Торжественно логичный интеллект игнорирует их существование. Он не беспокоит себя ничем, что не принадлежит к его системе. Сама система обладает такой совершенной красотой, что она сама себе оправдание.
Более чувствительные и менее эгоцентричные натуры не находят путь столь легким. Они позволяют себе беспокоиться из-за несоответствий, которые не могут игнорировать. Им кажется, что всякий раз, когда они серьезны, мир сговаривается насмехаться над ними. Постоянно они чувствуют, что интеллект и совесть оскорблены выскочками-фактами, у которых нет права находиться в упорядоченной вселенной. Они могут разоблачить ложь и почувствовать определенное превосходство, делая это; но маленькая неклассифицированная, непримиримая истина доводит их до предела. Вот она стоит во всей своей бесстыдной реальности, спрашивая: «Что ты сделаешь из меня?»
Именно здесь приходит благотворная миссия юмора. Он берет эти несортированные реальности, которые являются отчаянием трезвого интеллекта, и извлекает из них чистую радость.
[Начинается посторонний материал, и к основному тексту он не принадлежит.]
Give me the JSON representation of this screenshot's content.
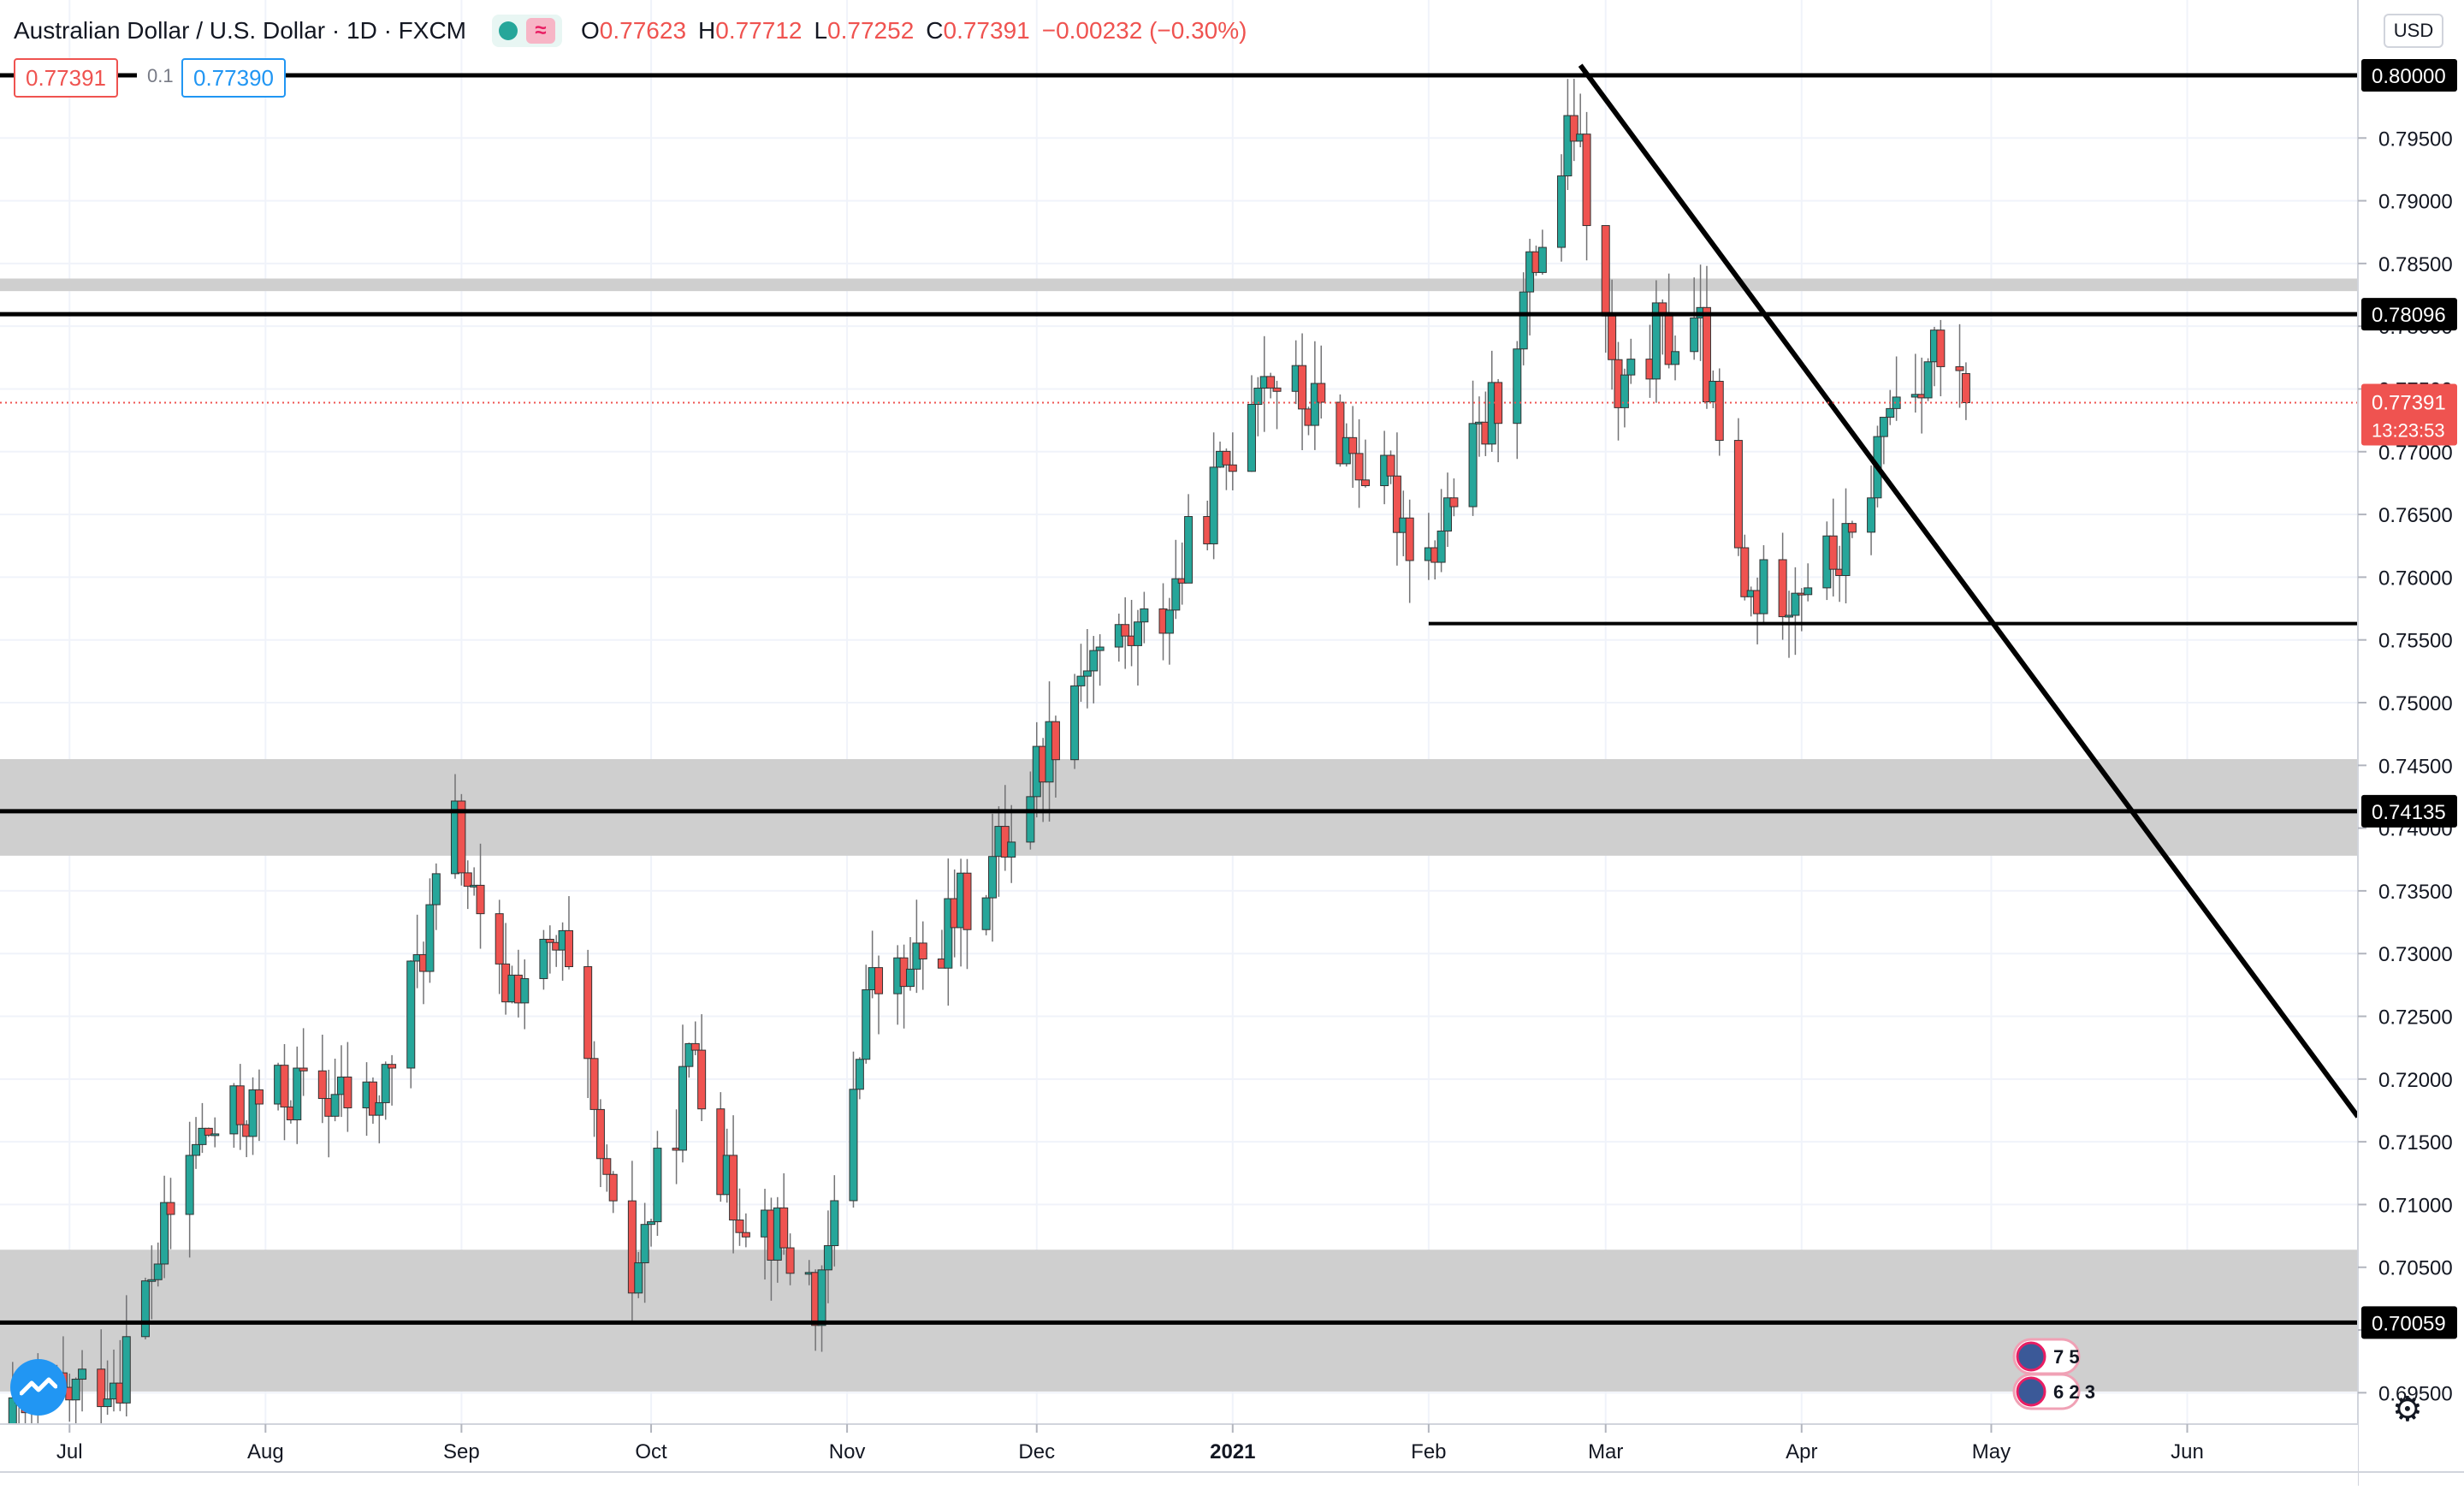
{
  "header": {
    "title": "Australian Dollar / U.S. Dollar · 1D · FXCM",
    "ohlc": [
      {
        "key": "O",
        "value": "0.77623"
      },
      {
        "key": "H",
        "value": "0.77712"
      },
      {
        "key": "L",
        "value": "0.77252"
      },
      {
        "key": "C",
        "value": "0.77391"
      },
      {
        "key": "",
        "value": "−0.00232 (−0.30%)"
      }
    ]
  },
  "trade": {
    "sell_price": "0.77391",
    "spread": "0.1",
    "buy_price": "0.77390"
  },
  "axis": {
    "currency": "USD",
    "current_price": "0.77391",
    "countdown": "13:23:53"
  },
  "event_badges": {
    "row1": "7 5",
    "row2": "6 2 3"
  },
  "colors": {
    "up": "#26a69a",
    "down": "#ef5350",
    "zone": "#cccccc",
    "line": "#000000",
    "price_line": "#ef5350"
  },
  "chart_data": {
    "type": "candlestick",
    "symbol": "AUDUSD",
    "timeframe": "1D",
    "ylim": [
      0.6925,
      0.806
    ],
    "y_ticks": [
      "0.69500",
      "0.70000",
      "0.70500",
      "0.71000",
      "0.71500",
      "0.72000",
      "0.72500",
      "0.73000",
      "0.73500",
      "0.74000",
      "0.74500",
      "0.75000",
      "0.75500",
      "0.76000",
      "0.76500",
      "0.77000",
      "0.77500",
      "0.78000",
      "0.78500",
      "0.79000",
      "0.79500"
    ],
    "x_labels": [
      {
        "label": "Jul",
        "date": "2020-07-01"
      },
      {
        "label": "Aug",
        "date": "2020-08-01"
      },
      {
        "label": "Sep",
        "date": "2020-09-01"
      },
      {
        "label": "Oct",
        "date": "2020-10-01"
      },
      {
        "label": "Nov",
        "date": "2020-11-01"
      },
      {
        "label": "Dec",
        "date": "2020-12-01"
      },
      {
        "label": "2021",
        "date": "2021-01-01",
        "bold": true
      },
      {
        "label": "Feb",
        "date": "2021-02-01"
      },
      {
        "label": "Mar",
        "date": "2021-03-01"
      },
      {
        "label": "Apr",
        "date": "2021-04-01"
      },
      {
        "label": "May",
        "date": "2021-05-01"
      },
      {
        "label": "Jun",
        "date": "2021-06-01"
      }
    ],
    "x_range": [
      "2020-06-20",
      "2021-06-28"
    ],
    "zones": [
      {
        "from": 0.7828,
        "to": 0.7838
      },
      {
        "from": 0.7378,
        "to": 0.7455
      },
      {
        "from": 0.6951,
        "to": 0.7064
      }
    ],
    "horizontal_lines": [
      {
        "price": 0.8,
        "label": "0.80000"
      },
      {
        "price": 0.78096,
        "label": "0.78096"
      },
      {
        "price": 0.74135,
        "label": "0.74135"
      },
      {
        "price": 0.70059,
        "label": "0.70059"
      }
    ],
    "support_line": {
      "price": 0.7563,
      "from": "2021-02-01",
      "to": "2021-06-28"
    },
    "trend_line": {
      "from": {
        "date": "2021-02-25",
        "price": 0.8008
      },
      "to": {
        "date": "2021-06-28",
        "price": 0.717
      }
    },
    "keypoints": [
      {
        "date": "2020-06-22",
        "price": 0.692
      },
      {
        "date": "2020-07-10",
        "price": 0.697
      },
      {
        "date": "2020-07-22",
        "price": 0.715
      },
      {
        "date": "2020-08-05",
        "price": 0.719
      },
      {
        "date": "2020-08-20",
        "price": 0.718
      },
      {
        "date": "2020-09-01",
        "price": 0.74
      },
      {
        "date": "2020-09-07",
        "price": 0.727
      },
      {
        "date": "2020-09-18",
        "price": 0.73
      },
      {
        "date": "2020-09-28",
        "price": 0.702
      },
      {
        "date": "2020-10-09",
        "price": 0.723
      },
      {
        "date": "2020-10-14",
        "price": 0.711
      },
      {
        "date": "2020-10-20",
        "price": 0.709
      },
      {
        "date": "2020-10-29",
        "price": 0.702
      },
      {
        "date": "2020-11-05",
        "price": 0.727
      },
      {
        "date": "2020-11-12",
        "price": 0.728
      },
      {
        "date": "2020-11-25",
        "price": 0.737
      },
      {
        "date": "2020-12-10",
        "price": 0.754
      },
      {
        "date": "2020-12-21",
        "price": 0.756
      },
      {
        "date": "2021-01-01",
        "price": 0.769
      },
      {
        "date": "2021-01-06",
        "price": 0.777
      },
      {
        "date": "2021-01-18",
        "price": 0.772
      },
      {
        "date": "2021-01-29",
        "price": 0.765
      },
      {
        "date": "2021-02-01",
        "price": 0.761
      },
      {
        "date": "2021-02-12",
        "price": 0.773
      },
      {
        "date": "2021-02-25",
        "price": 0.796
      },
      {
        "date": "2021-03-04",
        "price": 0.773
      },
      {
        "date": "2021-03-10",
        "price": 0.779
      },
      {
        "date": "2021-03-17",
        "price": 0.779
      },
      {
        "date": "2021-03-24",
        "price": 0.758
      },
      {
        "date": "2021-04-01",
        "price": 0.76
      },
      {
        "date": "2021-04-10",
        "price": 0.762
      },
      {
        "date": "2021-04-16",
        "price": 0.774
      },
      {
        "date": "2021-04-23",
        "price": 0.778
      },
      {
        "date": "2021-04-27",
        "price": 0.7739
      }
    ],
    "last_candle": {
      "open": 0.77623,
      "high": 0.77712,
      "low": 0.77252,
      "close": 0.77391
    }
  }
}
Если жизнь зависит от постоянного приспособления организма к окружающей среде, юмор — это средство, с помощью которого интеллектуальная жизнь поддерживается в тех случаях, когда ожидаемой среды нет. Приспособление должно быть сделано без минуты предупреждения к совершенно новому набору условий. Нас призывают менять лошадей на переправе. Это метод, который серьезный человек не одобряет. Пока он спорит по этому поводу, он оказывается выбитым из седла и барахтающимся в воде. Юморист принимает ситуацию мгновенно. Когда он взбирается на свою новую клячу, это происходит с чувством триумфа, по крайней мере на мгновение он чувствует, что совершил выгодную сделку.